Why UBS’s Wealth Management Should Stand Alone

When I saw yesterday that UBS private-banking clients were expected to have withdrawn SFr5 billion from their accounts last quarter, I said the number seemed low to me. Amazingly, I was right:

Rich clients at UBS’s wealth management units withdrew 17.3 billion francs more than they added in the quarter, triple the 5 billion-franc estimate of analysts. The division, which oversaw 1.84 trillion francs at the end of March, attracted an average of 37.9 billion francs in each quarter last year.

In an entirely sensible response, UBS is separating its wealth-management unit from its investment banking unit, giving it the freedom to sell one or the other entirely. Losing the private bank would leave the rump UBS with much more volatile earnings, but the value of a unit managing more than $1.6 trillion is mind-boggling. A bit like Neuberger Berman at Lehman Brothers, the buy-side is worth such an enormous percentage of the whole that at some point it becomes impossible for a fiduciary not to sell (or at the very least spin) it off.

If and when that happens, the private-banking clients will probably be happy to be rid of the investment-banking albatross: no one likes to wake up in the morning to see the home to his money has contrived to lose $38 billion on misadventures in mortgage-backed securities. Hardly gives one confidence that they know what they’re doing.

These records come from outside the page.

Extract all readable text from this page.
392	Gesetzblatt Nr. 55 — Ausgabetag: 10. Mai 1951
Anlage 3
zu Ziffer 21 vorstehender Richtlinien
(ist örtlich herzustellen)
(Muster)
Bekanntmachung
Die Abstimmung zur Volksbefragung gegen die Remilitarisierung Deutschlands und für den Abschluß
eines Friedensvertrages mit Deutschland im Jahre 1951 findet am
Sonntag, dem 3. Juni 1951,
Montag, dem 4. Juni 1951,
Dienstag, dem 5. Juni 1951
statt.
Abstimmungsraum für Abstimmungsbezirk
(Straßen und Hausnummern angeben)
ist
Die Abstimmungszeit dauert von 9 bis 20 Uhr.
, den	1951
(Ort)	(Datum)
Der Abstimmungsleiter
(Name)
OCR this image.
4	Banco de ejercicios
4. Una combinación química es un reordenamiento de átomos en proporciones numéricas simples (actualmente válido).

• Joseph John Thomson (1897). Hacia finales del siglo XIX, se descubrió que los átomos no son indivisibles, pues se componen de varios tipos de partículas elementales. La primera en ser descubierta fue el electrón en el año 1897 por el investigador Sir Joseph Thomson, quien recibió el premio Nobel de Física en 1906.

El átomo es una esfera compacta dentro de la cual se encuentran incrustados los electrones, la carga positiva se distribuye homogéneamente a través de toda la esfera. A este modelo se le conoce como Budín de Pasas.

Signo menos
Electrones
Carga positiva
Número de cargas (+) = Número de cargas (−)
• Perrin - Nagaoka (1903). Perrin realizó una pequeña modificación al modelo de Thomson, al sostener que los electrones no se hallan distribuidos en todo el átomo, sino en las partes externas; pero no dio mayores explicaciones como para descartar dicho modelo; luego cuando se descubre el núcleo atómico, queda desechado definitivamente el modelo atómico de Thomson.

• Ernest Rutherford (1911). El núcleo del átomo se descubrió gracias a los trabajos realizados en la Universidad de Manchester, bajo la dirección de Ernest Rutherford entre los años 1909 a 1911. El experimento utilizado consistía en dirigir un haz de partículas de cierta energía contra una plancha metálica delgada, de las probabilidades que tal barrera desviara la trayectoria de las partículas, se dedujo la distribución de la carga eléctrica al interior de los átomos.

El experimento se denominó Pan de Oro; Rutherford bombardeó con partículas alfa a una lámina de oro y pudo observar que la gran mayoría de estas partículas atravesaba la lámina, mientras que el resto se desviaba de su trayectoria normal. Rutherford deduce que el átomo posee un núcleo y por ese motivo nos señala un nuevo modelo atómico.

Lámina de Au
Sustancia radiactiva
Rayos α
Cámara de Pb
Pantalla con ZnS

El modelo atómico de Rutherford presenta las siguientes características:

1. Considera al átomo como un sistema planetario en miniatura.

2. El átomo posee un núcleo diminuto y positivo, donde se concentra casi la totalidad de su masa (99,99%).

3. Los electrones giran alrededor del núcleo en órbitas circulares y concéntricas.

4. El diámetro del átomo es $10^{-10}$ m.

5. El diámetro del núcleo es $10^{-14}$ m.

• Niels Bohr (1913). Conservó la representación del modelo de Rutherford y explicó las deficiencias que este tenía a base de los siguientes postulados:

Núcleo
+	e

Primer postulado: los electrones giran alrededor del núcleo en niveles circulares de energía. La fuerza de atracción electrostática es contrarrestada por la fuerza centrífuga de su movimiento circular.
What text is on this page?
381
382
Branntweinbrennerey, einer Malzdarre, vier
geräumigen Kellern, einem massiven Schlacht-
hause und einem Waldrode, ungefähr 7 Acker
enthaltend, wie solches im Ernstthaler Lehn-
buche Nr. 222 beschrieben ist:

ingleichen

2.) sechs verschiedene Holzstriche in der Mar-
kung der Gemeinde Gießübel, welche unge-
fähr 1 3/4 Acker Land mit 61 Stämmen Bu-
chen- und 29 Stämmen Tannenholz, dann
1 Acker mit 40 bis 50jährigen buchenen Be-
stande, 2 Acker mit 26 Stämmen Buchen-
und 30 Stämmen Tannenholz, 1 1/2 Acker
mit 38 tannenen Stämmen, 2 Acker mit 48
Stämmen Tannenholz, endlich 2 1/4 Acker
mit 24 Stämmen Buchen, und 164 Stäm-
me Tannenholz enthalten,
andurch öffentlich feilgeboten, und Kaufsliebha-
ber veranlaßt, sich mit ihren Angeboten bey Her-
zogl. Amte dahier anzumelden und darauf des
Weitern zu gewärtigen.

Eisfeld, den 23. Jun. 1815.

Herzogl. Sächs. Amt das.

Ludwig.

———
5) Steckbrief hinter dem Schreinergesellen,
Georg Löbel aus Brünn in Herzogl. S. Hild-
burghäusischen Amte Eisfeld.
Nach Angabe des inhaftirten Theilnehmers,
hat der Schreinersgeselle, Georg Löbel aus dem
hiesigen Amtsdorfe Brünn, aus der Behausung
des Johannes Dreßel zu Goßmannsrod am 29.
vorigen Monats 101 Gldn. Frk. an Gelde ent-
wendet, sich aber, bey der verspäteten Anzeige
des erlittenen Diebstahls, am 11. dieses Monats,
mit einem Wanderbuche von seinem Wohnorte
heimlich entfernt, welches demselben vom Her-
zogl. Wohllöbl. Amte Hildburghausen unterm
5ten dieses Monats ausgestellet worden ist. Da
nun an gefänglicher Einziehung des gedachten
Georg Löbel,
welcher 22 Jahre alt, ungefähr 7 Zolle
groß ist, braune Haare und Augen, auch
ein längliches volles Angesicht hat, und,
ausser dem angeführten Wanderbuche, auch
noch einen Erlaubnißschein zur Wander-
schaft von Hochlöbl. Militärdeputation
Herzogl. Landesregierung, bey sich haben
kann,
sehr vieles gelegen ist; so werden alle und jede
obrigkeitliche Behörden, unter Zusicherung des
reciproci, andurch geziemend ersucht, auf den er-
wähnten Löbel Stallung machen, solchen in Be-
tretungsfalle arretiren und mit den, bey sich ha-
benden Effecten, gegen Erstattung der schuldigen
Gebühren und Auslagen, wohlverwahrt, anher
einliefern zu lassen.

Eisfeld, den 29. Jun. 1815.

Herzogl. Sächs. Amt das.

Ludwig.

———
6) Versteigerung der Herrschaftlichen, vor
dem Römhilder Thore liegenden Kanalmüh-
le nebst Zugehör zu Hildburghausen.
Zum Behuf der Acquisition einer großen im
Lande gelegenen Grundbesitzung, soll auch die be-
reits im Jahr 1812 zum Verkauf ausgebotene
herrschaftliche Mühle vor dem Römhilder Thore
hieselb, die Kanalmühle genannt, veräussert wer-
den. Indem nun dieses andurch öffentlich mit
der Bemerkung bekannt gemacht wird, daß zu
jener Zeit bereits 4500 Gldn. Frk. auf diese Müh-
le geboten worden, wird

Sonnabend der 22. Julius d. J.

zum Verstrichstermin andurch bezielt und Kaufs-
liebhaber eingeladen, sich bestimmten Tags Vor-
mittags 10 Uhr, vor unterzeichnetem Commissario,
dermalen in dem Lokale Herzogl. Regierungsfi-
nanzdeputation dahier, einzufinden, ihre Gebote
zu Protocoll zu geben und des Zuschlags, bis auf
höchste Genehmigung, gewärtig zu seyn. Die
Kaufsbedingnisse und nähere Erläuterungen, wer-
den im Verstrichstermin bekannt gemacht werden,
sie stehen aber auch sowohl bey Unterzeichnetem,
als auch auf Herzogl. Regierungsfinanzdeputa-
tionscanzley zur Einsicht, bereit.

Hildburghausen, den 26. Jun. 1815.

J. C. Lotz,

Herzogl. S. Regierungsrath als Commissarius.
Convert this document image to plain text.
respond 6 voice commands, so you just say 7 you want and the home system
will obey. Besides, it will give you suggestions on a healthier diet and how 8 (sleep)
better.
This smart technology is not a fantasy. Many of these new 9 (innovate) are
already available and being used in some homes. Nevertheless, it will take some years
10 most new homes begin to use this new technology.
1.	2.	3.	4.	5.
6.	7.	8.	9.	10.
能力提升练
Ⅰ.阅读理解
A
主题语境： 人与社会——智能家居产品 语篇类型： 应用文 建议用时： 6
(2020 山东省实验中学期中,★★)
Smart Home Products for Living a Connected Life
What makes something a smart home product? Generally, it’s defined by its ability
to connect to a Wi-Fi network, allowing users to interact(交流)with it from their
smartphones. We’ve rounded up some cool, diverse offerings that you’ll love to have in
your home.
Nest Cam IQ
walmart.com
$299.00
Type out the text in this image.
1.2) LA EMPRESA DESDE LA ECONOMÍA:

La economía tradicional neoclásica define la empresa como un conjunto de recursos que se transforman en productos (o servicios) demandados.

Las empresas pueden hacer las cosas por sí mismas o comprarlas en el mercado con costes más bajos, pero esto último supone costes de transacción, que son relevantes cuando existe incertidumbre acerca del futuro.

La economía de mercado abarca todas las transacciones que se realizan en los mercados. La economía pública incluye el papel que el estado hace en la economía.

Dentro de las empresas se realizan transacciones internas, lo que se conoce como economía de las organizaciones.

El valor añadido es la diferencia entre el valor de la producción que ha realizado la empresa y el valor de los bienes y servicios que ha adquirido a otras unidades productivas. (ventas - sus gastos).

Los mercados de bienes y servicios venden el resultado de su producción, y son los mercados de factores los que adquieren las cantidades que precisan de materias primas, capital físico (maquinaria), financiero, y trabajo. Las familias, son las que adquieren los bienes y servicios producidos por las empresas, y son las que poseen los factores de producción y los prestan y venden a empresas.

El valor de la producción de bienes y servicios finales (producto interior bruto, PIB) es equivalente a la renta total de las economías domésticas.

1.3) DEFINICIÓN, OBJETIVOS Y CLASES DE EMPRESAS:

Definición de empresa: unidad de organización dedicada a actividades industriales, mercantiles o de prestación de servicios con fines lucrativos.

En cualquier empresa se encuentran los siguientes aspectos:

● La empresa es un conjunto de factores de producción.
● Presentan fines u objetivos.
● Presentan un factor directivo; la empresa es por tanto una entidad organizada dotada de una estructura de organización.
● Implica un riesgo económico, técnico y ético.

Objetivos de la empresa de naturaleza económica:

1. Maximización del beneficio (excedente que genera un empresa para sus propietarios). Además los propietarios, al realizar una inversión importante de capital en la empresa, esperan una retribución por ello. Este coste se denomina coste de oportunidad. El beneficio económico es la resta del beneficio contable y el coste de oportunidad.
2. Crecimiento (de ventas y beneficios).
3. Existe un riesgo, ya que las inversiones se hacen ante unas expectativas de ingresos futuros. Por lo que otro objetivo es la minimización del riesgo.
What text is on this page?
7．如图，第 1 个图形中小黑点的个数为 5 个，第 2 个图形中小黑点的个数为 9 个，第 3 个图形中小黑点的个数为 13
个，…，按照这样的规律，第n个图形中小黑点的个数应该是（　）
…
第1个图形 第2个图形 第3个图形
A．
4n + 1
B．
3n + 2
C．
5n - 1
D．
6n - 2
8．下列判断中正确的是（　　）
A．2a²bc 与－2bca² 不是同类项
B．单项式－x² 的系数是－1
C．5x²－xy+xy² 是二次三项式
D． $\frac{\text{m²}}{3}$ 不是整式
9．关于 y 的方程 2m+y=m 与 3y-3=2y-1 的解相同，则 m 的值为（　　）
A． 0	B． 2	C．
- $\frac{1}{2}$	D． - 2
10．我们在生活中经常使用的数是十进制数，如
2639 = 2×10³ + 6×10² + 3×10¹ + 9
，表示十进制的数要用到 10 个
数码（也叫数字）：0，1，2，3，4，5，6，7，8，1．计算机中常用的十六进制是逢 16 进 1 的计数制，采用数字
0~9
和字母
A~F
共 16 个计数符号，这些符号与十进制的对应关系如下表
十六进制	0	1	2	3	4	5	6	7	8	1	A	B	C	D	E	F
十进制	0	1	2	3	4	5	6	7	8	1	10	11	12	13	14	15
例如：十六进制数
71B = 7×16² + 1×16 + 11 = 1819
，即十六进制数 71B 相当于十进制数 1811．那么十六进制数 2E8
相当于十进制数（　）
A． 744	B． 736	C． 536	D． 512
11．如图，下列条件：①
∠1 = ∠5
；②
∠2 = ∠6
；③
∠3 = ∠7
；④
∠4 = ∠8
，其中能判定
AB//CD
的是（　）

And the chances are, too, that if investment banking and wealth management were separate, the problems in the auction-rate securities market might not have happened either. ARSs were sold aggressively "into retail" (private-banking clients) largely because they were so lucrative for the investment-banking side of the business, which got nice fees for structuring them and holding the regular auctions.

So if UBS wants to stanch the outflow of client funds, today’s announcement is a very good first step.